NF: As a child? Quite loveable, I reckon, but not really loved. I got in the way. I caused my parents to have to get married, and that was a bad thing. I stopped me mum from flighting around India, which she wanted to do, so that was a bad thing. On top of that, I wanted to be Batman, and I had a Batman outfit. I wanted to be a Man From U.N.C.L.E., and I had a gun. I wanted to be Tarzan. I used to wear a little pair of swimming trunks with fur stuck on the front and the back with a little snake belt around it. I used to be a football hooligan, then I got to about 17 and I thought, “Hold on a minute. I don’t really want to fight with anybody. I really love music.” I used to jump around on the bed miming to ‘You Drive Me Nervous’ and stuff like that. You know, the broom handle cliché in front of the mirror. Then what happened was, I used to hang out with a little group and they used to give me 10 minutes at the end of their 6 hour rehearsal session, and I had a song which I had written in the basic chords, and they enjoyed playing it so much that they had eventually become like a backing group for me. I managed to get some gigs around town at the Roxy thing in the punk days. I’ve always played music and spent all my money on music, and comics, which I see as music, at any rate, it’s all one or another. You read your comics waiting for the music, and vice versa. Eventually I set this band up by accident and just followed my nose and that and I made it here. That’s the truth. That’s how it happened. I had a leather jacket when I was 8 years old with a green dragon on the back, prior to anything punk and a pair of jeans with the knees ripped out, and a pair of horrible, sort of what you would call agro-boots, I suppose, but I could never wear them out and everybody used to laugh at me because they all had Dr. Maarten boots.

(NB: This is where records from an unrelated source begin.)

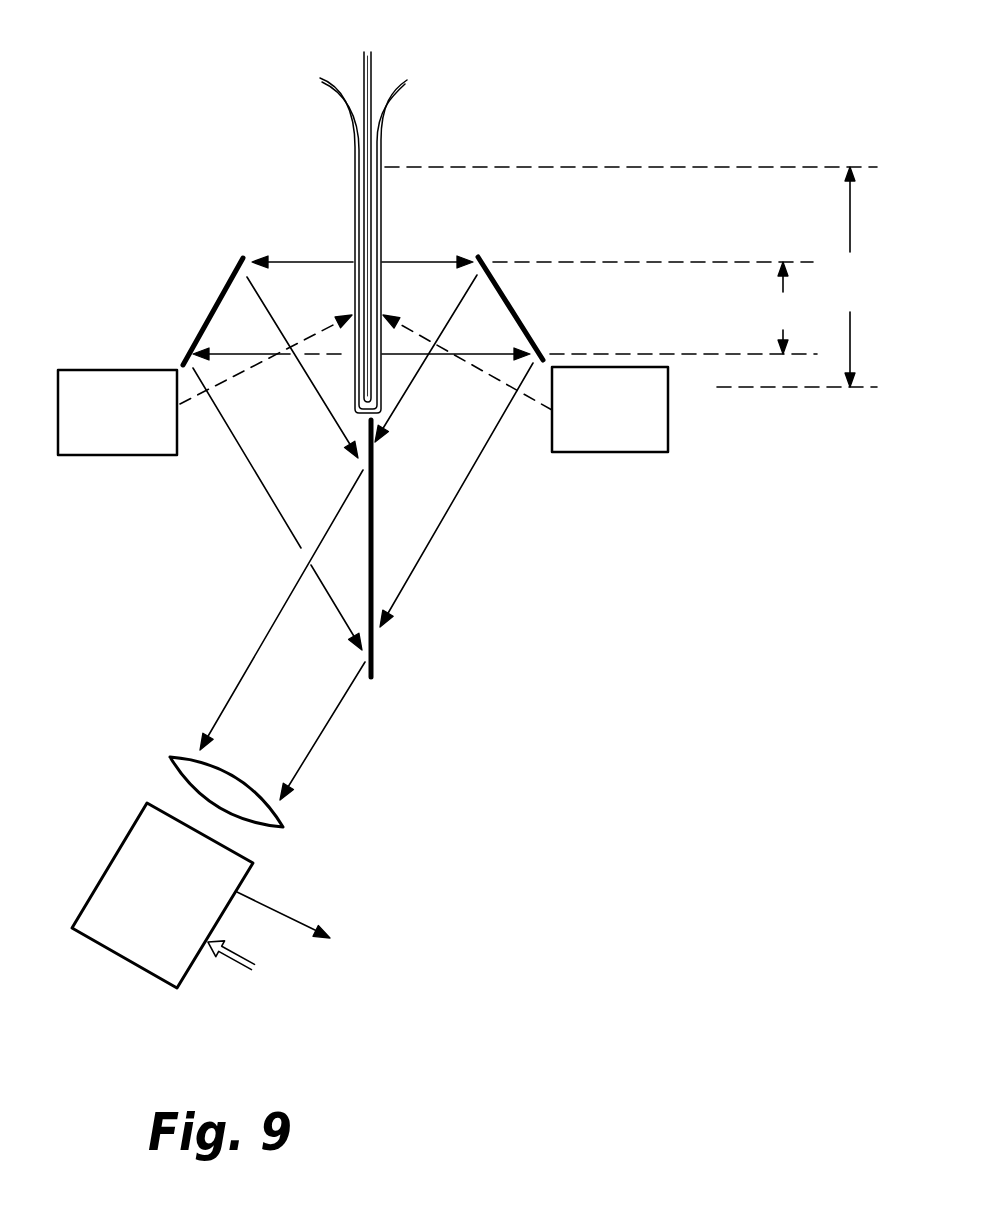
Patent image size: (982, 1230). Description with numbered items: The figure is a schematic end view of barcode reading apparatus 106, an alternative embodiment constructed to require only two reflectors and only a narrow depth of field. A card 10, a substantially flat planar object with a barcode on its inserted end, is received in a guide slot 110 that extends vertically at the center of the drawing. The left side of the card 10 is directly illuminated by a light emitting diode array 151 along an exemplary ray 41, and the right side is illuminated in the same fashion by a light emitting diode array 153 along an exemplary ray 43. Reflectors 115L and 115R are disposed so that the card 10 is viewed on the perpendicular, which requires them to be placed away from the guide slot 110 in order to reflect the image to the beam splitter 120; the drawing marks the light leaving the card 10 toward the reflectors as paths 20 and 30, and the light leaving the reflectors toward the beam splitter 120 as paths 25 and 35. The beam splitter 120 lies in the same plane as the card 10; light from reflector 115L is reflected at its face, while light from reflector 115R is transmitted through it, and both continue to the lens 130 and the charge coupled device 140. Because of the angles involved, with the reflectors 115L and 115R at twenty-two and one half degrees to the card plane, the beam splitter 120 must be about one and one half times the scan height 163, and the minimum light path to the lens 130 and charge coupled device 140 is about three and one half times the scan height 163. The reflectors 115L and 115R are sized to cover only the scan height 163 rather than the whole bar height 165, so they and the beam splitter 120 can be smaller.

The card 10 is at (372, 60).
The guide slot 110 is at (350, 110).
The barcode reading apparatus 106 is at (570, 112).
The left light path 20 is at (303, 262).
The right light path 30 is at (450, 220).
The first reflector 115L is at (216, 300).
The reflector 115R is at (520, 318).
The left reflected light path 25 is at (250, 320).
The right reflected light path 35 is at (497, 326).
The exemplary ray 41 is at (331, 288).
The exemplary ray 43 is at (437, 288).
The light emitting diode array 151 is at (92, 325).
The light emitting diode array 153 is at (669, 378).
The scan height 163 is at (655, 308).
The bar height 165 is at (632, 277).
The beam splitter 120 is at (376, 680).
The lens 130 is at (175, 760).
The charge coupled device 140 is at (125, 832).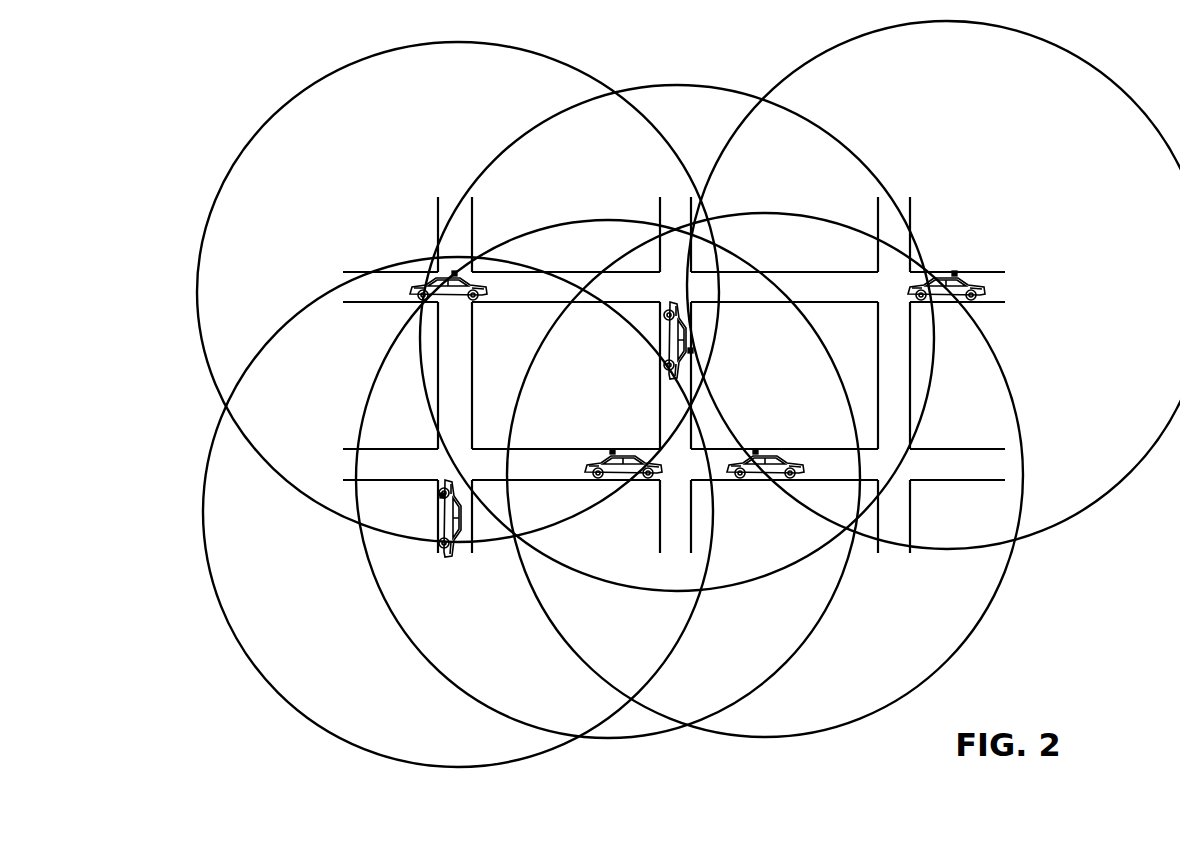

CN: So you were one of those oddball kids that got shit thrown at them when they came out of the house?

NF: Everyday. But I had really good friends on the outside as well, so I didn’t have it any harder than anybody else. But I did get beat up. I’ve just got one of those faces that, when I walk into a bar somebody wants to smack it.

CN: So you were a loner?

NF: Yeah, because what happened is that all my friends got into Alice Cooper, and then they said, “Well, we’ve all grown up.” And I was basically stuck with it. My old man still says to me all the time, “When are you gonna get a proper job?” He considers a proper job like window cleaning, bricklaying, or driving. And I’ve done all that. I’ve carried bricks. I was a window cleaner. I drove TV delivery vans. I got hi-jacked doing that so I lost my job. I’ve got put on Valium. I’ve had nervous breakdowns. I’ve done it all.

Most of these so-called normal people take far more drugs than anybody I know in the music business, and they really want to lose their head, and they can’t. They’re frustrated. They go home and they kick their wife’s head in and they kick the kids and they kick the cat and they break everything up. They drive like complete assholes. They’ve got no respect for anybody. They’re dangerous people because they are not doing what is really inside them and what they want and need to be doing. I was a very dangerous person. I could have definitely been in jail, several times, really, but somehow I’ve got a great skull and I managed to skid through it all. I met up with Mrs. Fiend, who hasn’t much steadied me, but she’s there to give me a kick up the pants when it’s all gone too far. If I was on my own, basically, I would have ended up dead or in prison, or in a nuthouse.